The Human Protein Atlas


The Human Protein Atlas (HPA) is a Swedish-based program started in 2003 with the aim to map of all the human proteins in cells, tissues and organs using integration of various omics technologies, including antibody-based imaging, mass spectrometry-based proteomics, transcriptomics and systems biology. All the data in the knowledge resource is open access to allow scientists both in academia and industry to freely access the data for exploration of the human proteome. The Human Protein Atlas consists of three separate parts, each focusing on a particular aspect of the genome-wide analysis of the human proteins; the Tissue Atlas showing the distribution of the proteins across all major tissues and organs in the human body, the Cell Atlas showing the subcellular localization of proteins in single cells, and finally the Pathology Atlas showing the impact of protein levels for survival of patients with cancer. The Human Protein Atlas program has already contributed to several thousands of publications in the field of human biology and disease and it is selected by the organization ELIXIR (www.elixir-europe.org) as a European core resource due to its fundamental importance for a wider life science community. The HPA consortium is funded by the Knut and Alice Wallenberg Foundation.

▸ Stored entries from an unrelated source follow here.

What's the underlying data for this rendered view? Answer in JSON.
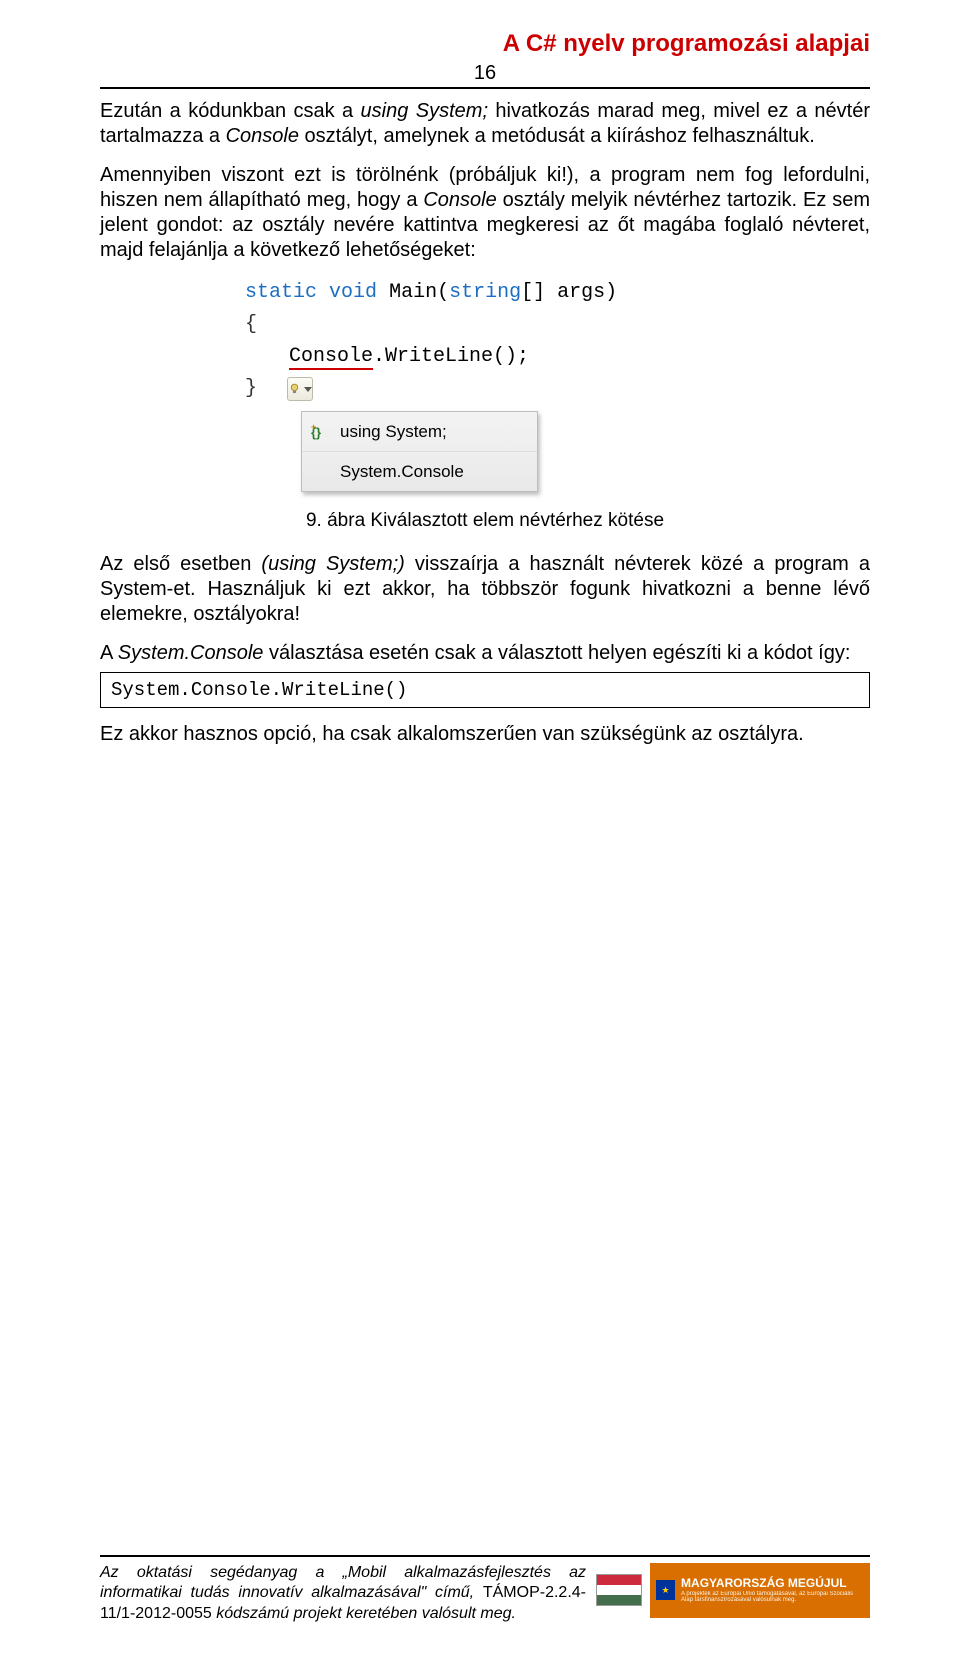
{
  "header": {
    "title": "A C# nyelv programozási alapjai",
    "page_number": "16"
  },
  "paragraph1": "Ezután a kódunkban csak a using System; hivatkozás marad meg, mivel ez a névtér tartalmazza a Console osztályt, amelynek a metódusát a kiíráshoz felhasználtuk.",
  "paragraph2": "Amennyiben viszont ezt is törölnénk (próbáljuk ki!), a program nem fog lefordulni, hiszen nem állapítható meg, hogy a Console osztály melyik névtérhez tartozik. Ez sem jelent gondot: az osztály nevére kattintva megkeresi az őt magába foglaló névteret, majd felajánlja a következő lehetőségeket:",
  "code_figure": {
    "line1_kw1": "static",
    "line1_kw2": "void",
    "line1_name": "Main(",
    "line1_kw3": "string",
    "line1_rest": "[] args)",
    "line2": "{",
    "line3_obj": "Console",
    "line3_call": ".WriteLine();",
    "line4": "}",
    "popup_item1": "using System;",
    "popup_item2": "System.Console"
  },
  "caption": "9. ábra Kiválasztott elem névtérhez kötése",
  "paragraph3_a": "Az első esetben ",
  "paragraph3_em": "(using System;)",
  "paragraph3_b": " visszaírja a használt névterek közé a program a System-et. Használjuk ki ezt akkor, ha többször fogunk hivatkozni a benne lévő elemekre, osztályokra!",
  "paragraph4_a": "A ",
  "paragraph4_em": "System.Console",
  "paragraph4_b": " választása esetén csak a választott helyen egészíti ki a kódot így:",
  "code_box": "System.Console.WriteLine()",
  "paragraph5": "Ez akkor hasznos opció, ha csak alkalomszerűen van szükségünk az osztályra.",
  "footer": {
    "text_a": "Az oktatási segédanyag a ",
    "text_em": "„Mobil alkalmazásfejlesztés az informatikai tudás innovatív alkalmazásával\"",
    "text_b": " című, ",
    "text_code": "TÁMOP-2.2.4-11/1-2012-0055",
    "text_c": " kódszámú projekt keretében valósult meg.",
    "banner_big": "MAGYARORSZÁG MEGÚJUL",
    "banner_small": "A projektek az Európai Unió támogatásával, az Európai Szociális Alap társfinanszírozásával valósulnak meg."
  }
}
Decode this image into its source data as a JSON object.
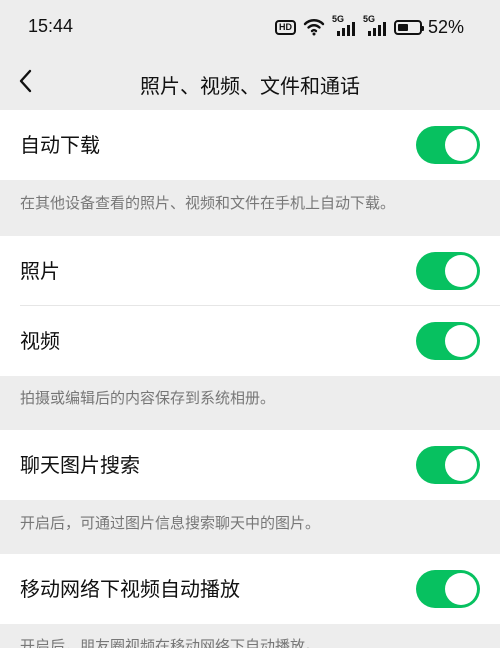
{
  "status_bar": {
    "time": "15:44",
    "hd_label": "HD",
    "network_1": "5G",
    "network_2": "5G",
    "battery_percent": "52%",
    "battery_level": 52
  },
  "header": {
    "title": "照片、视频、文件和通话",
    "back_icon": "chevron-left-icon"
  },
  "theme": {
    "toggle_on": "#07c160",
    "background": "#ededed",
    "card": "#ffffff",
    "secondary_text": "#777777"
  },
  "settings": {
    "auto_download": {
      "label": "自动下载",
      "enabled": true,
      "description": "在其他设备查看的照片、视频和文件在手机上自动下载。"
    },
    "photos": {
      "label": "照片",
      "enabled": true
    },
    "videos": {
      "label": "视频",
      "enabled": true
    },
    "save_description": "拍摄或编辑后的内容保存到系统相册。",
    "image_search": {
      "label": "聊天图片搜索",
      "enabled": true,
      "description": "开启后，可通过图片信息搜索聊天中的图片。"
    },
    "mobile_autoplay": {
      "label": "移动网络下视频自动播放",
      "enabled": true,
      "description": "开启后，朋友圈视频在移动网络下自动播放。"
    }
  }
}
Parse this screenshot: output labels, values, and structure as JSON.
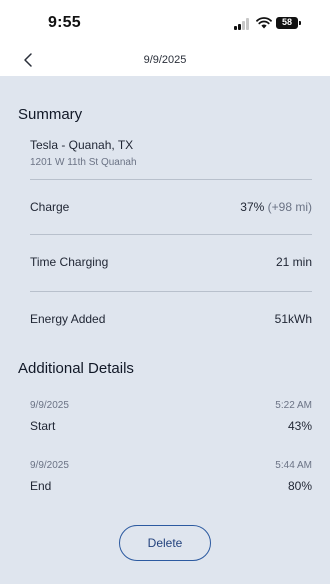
{
  "status_bar": {
    "time": "9:55",
    "battery": "58"
  },
  "nav": {
    "title": "9/9/2025"
  },
  "summary": {
    "heading": "Summary",
    "merchant_name": "Tesla - Quanah, TX",
    "merchant_address": "1201 W 11th St Quanah",
    "rows": [
      {
        "label": "Charge",
        "value": "37%",
        "extra": "(+98 mi)"
      },
      {
        "label": "Time Charging",
        "value": "21 min"
      },
      {
        "label": "Energy Added",
        "value": "51kWh"
      }
    ]
  },
  "details": {
    "heading": "Additional Details",
    "items": [
      {
        "date": "9/9/2025",
        "time": "5:22 AM",
        "label": "Start",
        "value": "43%"
      },
      {
        "date": "9/9/2025",
        "time": "5:44 AM",
        "label": "End",
        "value": "80%"
      }
    ]
  },
  "actions": {
    "delete_label": "Delete"
  },
  "colors": {
    "background": "#dfe5ee",
    "accent": "#2c5aa0",
    "divider": "#b8c0cc"
  }
}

UhlÚn M et al, 2015. Tissue-based map of the human proteome. Science
PubMed: 25613900 DOI: 10.1126/science.1260419

Thul PJ et al, 2017. A subcellular map of the human proteome. Science.
PubMed: 28495876 DOI: 10.1126/science.aal3321

Uhlen M et al, 2017. A pathology atlas of the human cancer transcriptome. Science.
PubMed: 28818916 DOI: 10.1126/science.aan2507

The full publication list is available here.



The tissue atlas


The Tissue Atlas shows the expression and localization of human proteins across tissues and organs, based on deep sequencing of RNA (RNA-seq) from 37 major different normal tissue types and immunohistochemistry on tissue microarrays containing 44 different tissue types. Altogether 76 different cell types, corresponding to 44 normal human tissue types covering all major parts of the human body, have been analyzed manually and the data is presented as histology-based annotation of protein expression levels. The antibody-based protein profiles are qualitative and describe the spatial distribution, cell type specificity and the rough relative abundance of proteins in these tissues, whereas the mRNA data provide quantitative data on the average gene expression within an entire tissue. For each gene, the immunohistochemical staining profile is matched with mRNA data and gene/protein characterization data to yield an "annotated protein expression" profile. Example:

Example:

MYL7
Myosin, light chain 7, regulatory.

Selective cytoplasmic expression in cardiomyocytes at the protein level, highly tissue enriched in heart muscle at the mRNA level.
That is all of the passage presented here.